While these are also key factors in Americans' desire to harken back to their forebears' days of growing what they ate, there is another interesting health benefit gaining more awareness .

"Therapeutic gardening" is gaining widespread acceptance as a viable form of therapy being promoted by mental health professionals nationwide.

The roots of the art of the garden as a healing tool date to the Middle Ages. Restorative gardens, as they were called, were used in prisons and asylums as a way to soothe those with various afflictions.

A thousand years later, doctors at universities in Chicago and Maryland, among others, are trumpeting the health benefits of the therapeutic garden.

Nationally, therapeutic gardens are sprouting up in many assisted living facilities and senior centers. They are viewed as a valuable tool in aiding people suffering from depression, loneliness and even Alzheimer's disease.

Locally, the Life Transitions Center, a facility for those coping with terminal illness and the loss of a loved one, has embraced the concept of a therapeutic garden. It is including a therapeutic garden where people will be able to walk or sit and reflect as a means of coping with their circumstances at its new facility that is under construction in Cheektowaga.

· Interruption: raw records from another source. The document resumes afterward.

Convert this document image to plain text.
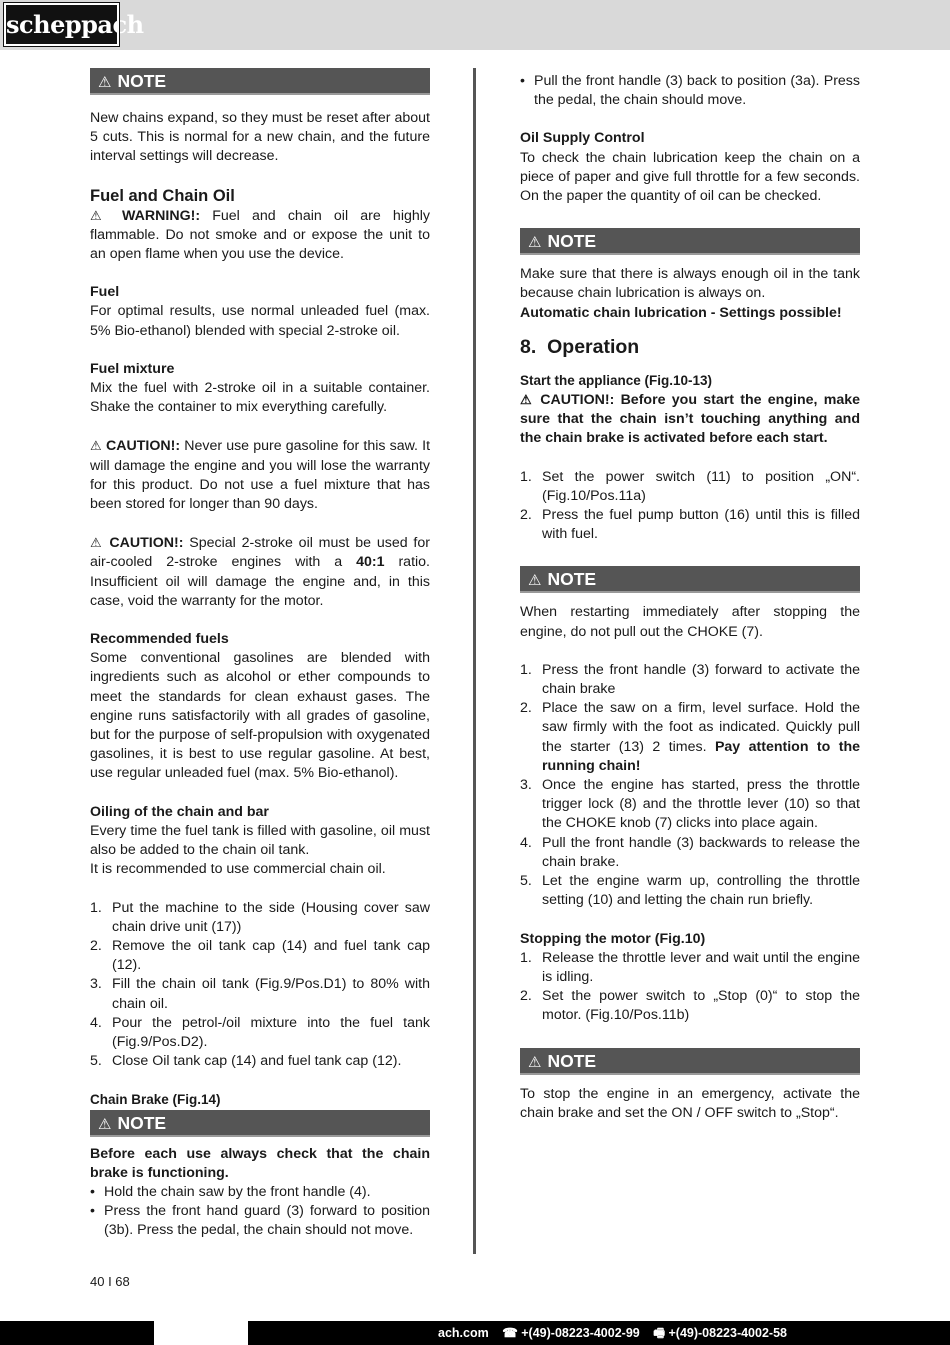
scheppach
⚠ NOTE

New chains expand, so they must be reset after about 5 cuts. This is normal for a new chain, and the future interval settings will decrease.

Fuel and Chain Oil

⚠ WARNING!: Fuel and chain oil are highly flammable. Do not smoke and or expose the unit to an open flame when you use the device.

Fuel

For optimal results, use normal unleaded fuel (max. 5% Bio-ethanol) blended with special 2-stroke oil.

Fuel mixture

Mix the fuel with 2-stroke oil in a suitable container. Shake the container to mix everything carefully.

⚠ CAUTION!: Never use pure gasoline for this saw. It will damage the engine and you will lose the warranty for this product. Do not use a fuel mixture that has been stored for longer than 90 days.

⚠ CAUTION!: Special 2-stroke oil must be used for air-cooled 2-stroke engines with a 40:1 ratio. Insufficient oil will damage the engine and, in this case, void the warranty for the motor.

Recommended fuels

Some conventional gasolines are blended with ingredients such as alcohol or ether compounds to meet the standards for clean exhaust gases. The engine runs satisfactorily with all grades of gasoline, but for the purpose of self-propulsion with oxygenated gasolines, it is best to use regular gasoline. At best, use regular unleaded fuel (max. 5% Bio-ethanol).

Oiling of the chain and bar

Every time the fuel tank is filled with gasoline, oil must also be added to the chain oil tank.

It is recommended to use commercial chain oil.

1. Put the machine to the side (Housing cover saw chain drive unit (17))
2. Remove the oil tank cap (14) and fuel tank cap (12).
3. Fill the chain oil tank (Fig.9/Pos.D1) to 80% with chain oil.
4. Pour the petrol-/oil mixture into the fuel tank (Fig.9/Pos.D2).
5. Close Oil tank cap (14) and fuel tank cap (12).
Chain Brake (Fig.14)
⚠ NOTE

Before each use always check that the chain brake is functioning.

• Hold the chain saw by the front handle (4).
• Press the front hand guard (3) forward to position (3b). Press the pedal, the chain should not move.
• Pull the front handle (3) back to position (3a). Press the pedal, the chain should move.
Oil Supply Control

To check the chain lubrication keep the chain on a piece of paper and give full throttle for a few seconds. On the paper the quantity of oil can be checked.

⚠ NOTE

Make sure that there is always enough oil in the tank because chain lubrication is always on.

Automatic chain lubrication - Settings possible!

8. Operation
Start the appliance (Fig.10-13)

⚠ CAUTION!: Before you start the engine, make sure that the chain isn’t touching anything and the chain brake is activated before each start.

1. Set the power switch (11) to position „ON“. (Fig.10/Pos.11a)
2. Press the fuel pump button (16) until this is filled with fuel.
⚠ NOTE

When restarting immediately after stopping the engine, do not pull out the CHOKE (7).

1. Press the front handle (3) forward to activate the chain brake
2. Place the saw on a firm, level surface. Hold the saw firmly with the foot as indicated. Quickly pull the starter (13) 2 times. Pay attention to the running chain!
3. Once the engine has started, press the throttle trigger lock (8) and the throttle lever (10) so that the CHOKE knob (7) clicks into place again.
4. Pull the front handle (3) backwards to release the chain brake.
5. Let the engine warm up, controlling the throttle setting (10) and letting the chain run briefly.
Stopping the motor (Fig.10)
1. Release the throttle lever and wait until the engine is idling.
2. Set the power switch to „Stop (0)“ to stop the motor. (Fig.10/Pos.11b)
⚠ NOTE

To stop the engine in an emergency, activate the chain brake and set the ON / OFF switch to „Stop“.

40 I 68
ach.com ☎ +(49)-08223-4002-99 🖷 +(49)-08223-4002-58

So, the next time you are fighting traffic, standing in long lines, lugging your groceries home and attempting to wash off the layers of chemical film covering them, stop and ponder the benefits of dedicating a small portion of your yard to your own therapeutic garden.

You'll find that with a little homework and a bit of extra effort on the frontend, you will soon be experiencing the calming, soothing benefits of becoming one with the Earth while growing your own vegetables, flowers and herbs.

There will be a certain satisfaction that washes over you the first time you sit down at the dinner table to eat a meal that you created literally from the ground up.